As more and more streaming services invest in what has been termed a true crime documentary boom, investigative journalist John Allan-Namu has taken his own venture, The Last Door, to Africa’s biggest streaming service, Showmax.
Narrated by Namu himself, who also serves as the series’ creator and executive producer, The Last Door seeks to reveal hidden and unacknowledged truths about infamous crimes perpetrated in Kenya.
While some are more grim than others, each has an important story to tell.
“Every story in the series is important to me, because (I hope) it will get the audience asking questions about deaths that they have felt are/were unresolved, and give the public answers to the questions they have about the crimes that we feature,” Namu says.
At the heart of it all, Namu also hopes that ultimately, the series will give closure to those left behind or those affected by the deaths of the victims featured.

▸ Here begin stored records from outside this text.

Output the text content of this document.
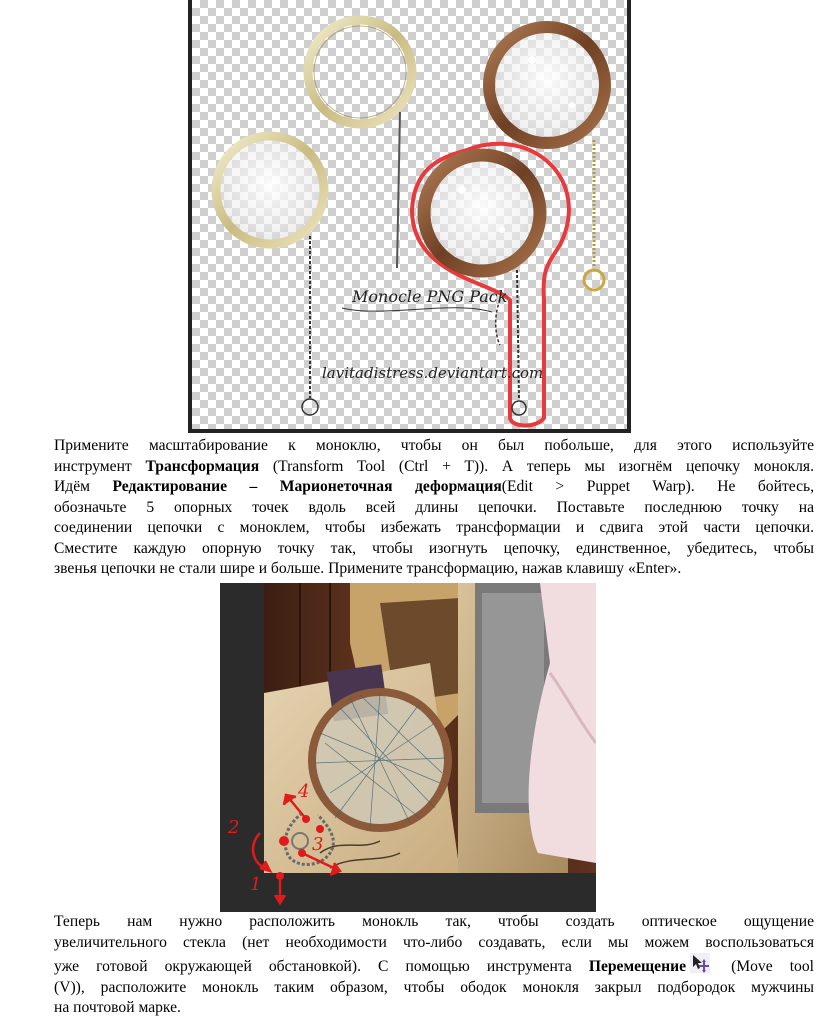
Monocle PNG Pack
lavitadistress.deviantart.com
Примените масштабирование к моноклю, чтобы он был побольше, для этого используйте
инструмент Трансформация (Transform Tool (Ctrl + T)). А теперь мы изогнём цепочку монокля.
Идём Редактирование – Марионеточная деформация(Edit > Puppet Warp). Не бойтесь,
обозначьте 5 опорных точек вдоль всей длины цепочки. Поставьте последнюю точку на
соединении цепочки с моноклем, чтобы избежать трансформации и сдвига этой части цепочки.
Сместите каждую опорную точку так, чтобы изогнуть цепочку, единственное, убедитесь, чтобы
звенья цепочки не стали шире и больше. Примените трансформацию, нажав клавишу «Enter».
1
2
3
4
Теперь нам нужно расположить монокль так, чтобы создать оптическое ощущение
увеличительного стекла (нет необходимости что-либо создавать, если мы можем воспользоваться
уже готовой окружающей обстановкой). С помощью инструмента Перемещение (Move tool
(V)), расположите монокль таким образом, чтобы ободок монокля закрыл подбородок мужчины
на почтовой марке.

Namu sat with this idea for years before he decided to bring it to the screen as a true-crime series. The story, of course, is always in the research, especially in episodes that seeks answers about crimes that shocked the nation.

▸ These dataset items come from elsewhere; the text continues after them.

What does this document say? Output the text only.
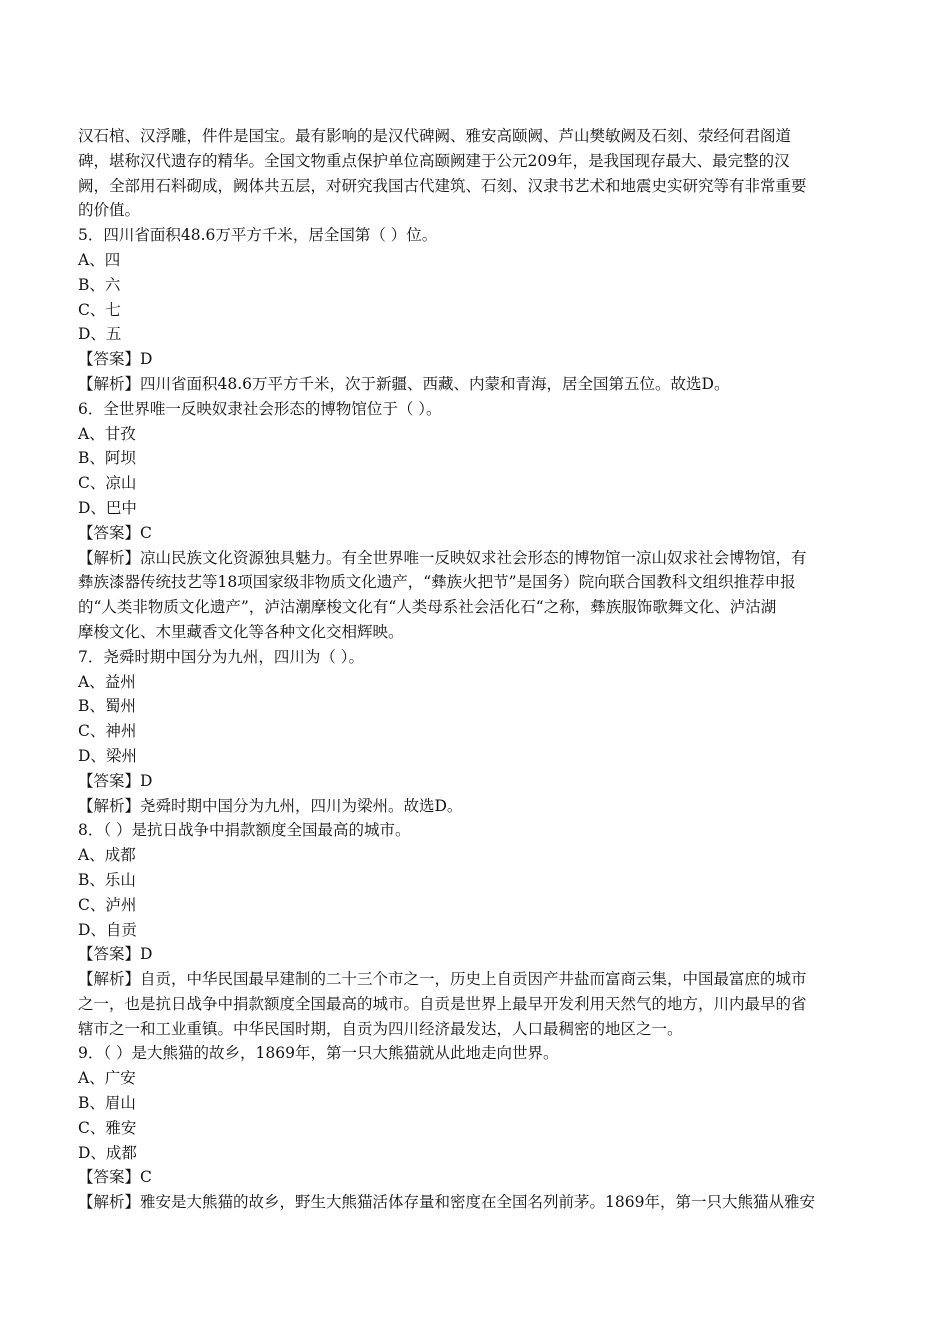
汉石棺、汉浮雕，件件是国宝。最有影响的是汉代碑阙、雅安高颐阙、芦山樊敏阙及石刻、荥经何君阁道

碑，堪称汉代遗存的精华。全国文物重点保护单位高颐阙建于公元209年，是我国现存最大、最完整的汉

阙，全部用石料砌成，阙体共五层，对研究我国古代建筑、石刻、汉隶书艺术和地震史实研究等有非常重要

的价值。

5．四川省面积48.6万平方千米，居全国第（ ）位。

A、四

B、六

C、七

D、五

【答案】D

【解析】四川省面积48.6万平方千米，次于新疆、西藏、内蒙和青海，居全国第五位。故选D。

6．全世界唯一反映奴隶社会形态的博物馆位于（ ）。

A、甘孜

B、阿坝

C、凉山

D、巴中

【答案】C

【解析】凉山民族文化资源独具魅力。有全世界唯一反映奴求社会形态的博物馆一凉山奴求社会博物馆，有

彝族漆器传统技艺等18项国家级非物质文化遗产，“彝族火把节”是国务）院向联合国教科文组织推荐申报

的“人类非物质文化遗产”，泸沽潮摩梭文化有“人类母系社会活化石“之称，彝族服饰歌舞文化、泸沽湖

摩梭文化、木里藏香文化等各种文化交相辉映。

7．尧舜时期中国分为九州，四川为（ ）。

A、益州

B、蜀州

C、神州

D、梁州

【答案】D

【解析】尧舜时期中国分为九州，四川为梁州。故选D。

8．（ ）是抗日战争中捐款额度全国最高的城市。

A、成都

B、乐山

C、泸州

D、自贡

【答案】D

【解析】自贡，中华民国最早建制的二十三个市之一，历史上自贡因产井盐而富商云集，中国最富庶的城市

之一，也是抗日战争中捐款额度全国最高的城市。自贡是世界上最早开发利用天然气的地方，川内最早的省

辖市之一和工业重镇。中华民国时期，自贡为四川经济最发达，人口最稠密的地区之一。

9．（ ）是大熊猫的故乡，1869年，第一只大熊猫就从此地走向世界。

A、广安

B、眉山

C、雅安

D、成都

【答案】C

【解析】雅安是大熊猫的故乡，野生大熊猫活体存量和密度在全国名列前茅。1869年，第一只大熊猫从雅安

“The research really depends on the story we are following,” says Namu. “Some are more complex and require a few weeks of research, seeking permission to film and actually filming while others are more straightforward. There are some stories that were filmed in bits over time.”
The Last Door premieres with “The Death of an Heiress”, an episode that sees Namu travel to the coastal town of Lamu to meet Omar Lali, the man at the centre of the mysterious death of Keroche heiress Tecra Muigai. This episode also features emotional accounts from Tecra’s sister Anerlisa Muigai and her mother Tabitha Karanja, Nakuru Senator and CEO of Keroche Breweries.
Throughout the eight-part series, these moments with family members were the toughest for Namu to deal with in the course of filming.
“It is never easy watching people break down as they speak about their loved ones. That’s always hard,” he says.
From the River Yala murders to the death of the Kianjokoma brothers, every episode of The Last Door has a special place in Namu’s heart, but the story that he feels best represents victims is that of Naneu Muthoni’s murder, which occurred when they had kicked off production for the series.
“Naneu Muthoni was killed when we’d already begun filming the show, and before long we were filming her story with her family. Their openness in the wake of such tragedy was very humbling,” Namu says.
The Last Door isn’t his first foray into documentaries that explore human interest stories and expose the ills and failings of our society. In 2020, Namu and his team released the investigative documentary series Maisha Mkanda (also available on Showmax). Maisha Mkanda S1 won Best TV Documentary at Kalasha Awards 2020 for its episode “Road to Trauma”.
All eight episodes of the series are now streaming on Showmax.